Recently, I read about some experiments in parallel genetic programming, and I decided to run my own with Gajure. Since I wrote Gajure in Clojure, I added parallelism without difficulty. All I needed was to change out a few of my map functions with pmap, its parallel counterpart. This took literally a few seconds — for instance, the core selection function roulette-select changed by two characters:

(defn roulette-select
  "Select num individuals from pop, with an individual's
   fitness porportional to selection likelihood."
  [pop fit-fn num]
  (let [pop-fits (pmap fit-fn pop)
        inc-fits (iterate (fn [[pfit idx]]
                          [(+ (nth pop-fits
                           (+ idx 1)) pfit) (+ idx 1)])
                          [(first pop-fits) 0])
        max-fitness (apply + pop-fits)
        pick-one (fn [num] (second (first (drop-while
                                         #(< (first %) num)
    (pmap (fn [x] (nth pop (pick-one (rand-int max-fitness))))
               (range num))))

A genetic algorithm seems a perfect target for parallelism. Within a given generation, we can independently run fitness computations and mutation operations for each population member. But performance gains did not accrue. At least, not on my dual-core machine.
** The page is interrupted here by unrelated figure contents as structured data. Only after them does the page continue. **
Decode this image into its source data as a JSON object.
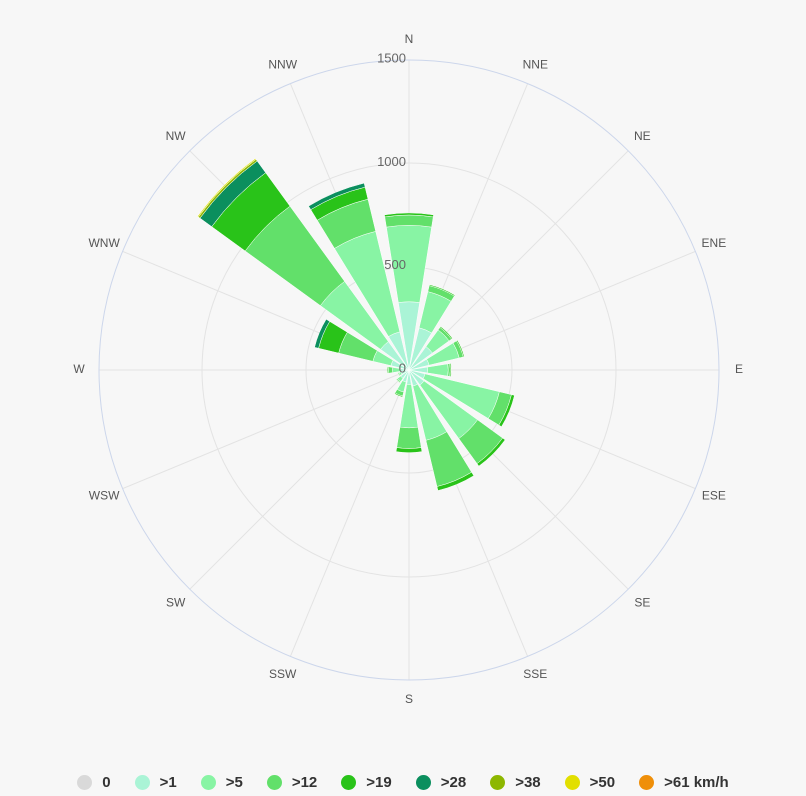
{
  "chart_data": {
    "type": "rose",
    "directions": [
      "N",
      "NNE",
      "NE",
      "ENE",
      "E",
      "ESE",
      "SE",
      "SSE",
      "S",
      "SSW",
      "SW",
      "WSW",
      "W",
      "WNW",
      "NW",
      "NNW"
    ],
    "radial_ticks": [
      "0",
      "500",
      "1000",
      "1500"
    ],
    "rmax": 1500,
    "series": [
      {
        "name": "0",
        "color": "#d9d9d9",
        "values": [
          0,
          0,
          0,
          0,
          0,
          0,
          0,
          0,
          0,
          0,
          0,
          0,
          0,
          0,
          0,
          0
        ]
      },
      {
        "name": ">1",
        "color": "#aaf4d6",
        "values": [
          330,
          210,
          140,
          100,
          90,
          80,
          90,
          80,
          70,
          60,
          50,
          40,
          40,
          90,
          170,
          190
        ]
      },
      {
        "name": ">5",
        "color": "#88f4a4",
        "values": [
          370,
          180,
          100,
          150,
          100,
          370,
          320,
          270,
          210,
          50,
          20,
          10,
          40,
          90,
          360,
          500
        ]
      },
      {
        "name": ">12",
        "color": "#62e06a",
        "values": [
          50,
          30,
          15,
          20,
          10,
          60,
          150,
          230,
          100,
          20,
          5,
          5,
          20,
          170,
          450,
          160
        ]
      },
      {
        "name": ">19",
        "color": "#29c319",
        "values": [
          10,
          5,
          5,
          5,
          5,
          15,
          15,
          20,
          20,
          5,
          2,
          2,
          5,
          100,
          200,
          60
        ]
      },
      {
        "name": ">28",
        "color": "#0b8f5e",
        "values": [
          0,
          0,
          0,
          0,
          0,
          0,
          0,
          0,
          0,
          0,
          0,
          0,
          0,
          20,
          70,
          20
        ]
      },
      {
        "name": ">38",
        "color": "#8db700",
        "values": [
          0,
          0,
          0,
          0,
          0,
          0,
          0,
          0,
          0,
          0,
          0,
          0,
          0,
          0,
          10,
          0
        ]
      },
      {
        "name": ">50",
        "color": "#e2df00",
        "values": [
          0,
          0,
          0,
          0,
          0,
          0,
          0,
          0,
          0,
          0,
          0,
          0,
          0,
          0,
          5,
          0
        ]
      },
      {
        "name": ">61 km/h",
        "color": "#ef8f09",
        "values": [
          0,
          0,
          0,
          0,
          0,
          0,
          0,
          0,
          0,
          0,
          0,
          0,
          0,
          0,
          0,
          0
        ]
      }
    ],
    "grid": true,
    "legend_position": "bottom"
  },
  "legend": [
    {
      "label": "0",
      "color": "#d9d9d9"
    },
    {
      "label": ">1",
      "color": "#aaf4d6"
    },
    {
      "label": ">5",
      "color": "#88f4a4"
    },
    {
      "label": ">12",
      "color": "#62e06a"
    },
    {
      "label": ">19",
      "color": "#29c319"
    },
    {
      "label": ">28",
      "color": "#0b8f5e"
    },
    {
      "label": ">38",
      "color": "#8db700"
    },
    {
      "label": ">50",
      "color": "#e2df00"
    },
    {
      "label": ">61 km/h",
      "color": "#ef8f09"
    }
  ],
  "colors": {
    "grid": "#e3e3e3",
    "outer_ring": "#ccd6eb",
    "background": "#f7f7f7"
  }
}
So what happened? The running time to evolve “helloworld” more than doubled. What previously took 1450ms takes 3162ms with the parallel implementation. Probably, the overhead involved in creating parallel mappings outweighs any other benefits, given that I only have two processors [1]. I except the triviality of the problem space also contributes. In an ideal use-case, each fitness evaluation would do more work. I’ve committed the pmap changes to github under a separate branch.

1 Would this change if threads were more lightweight?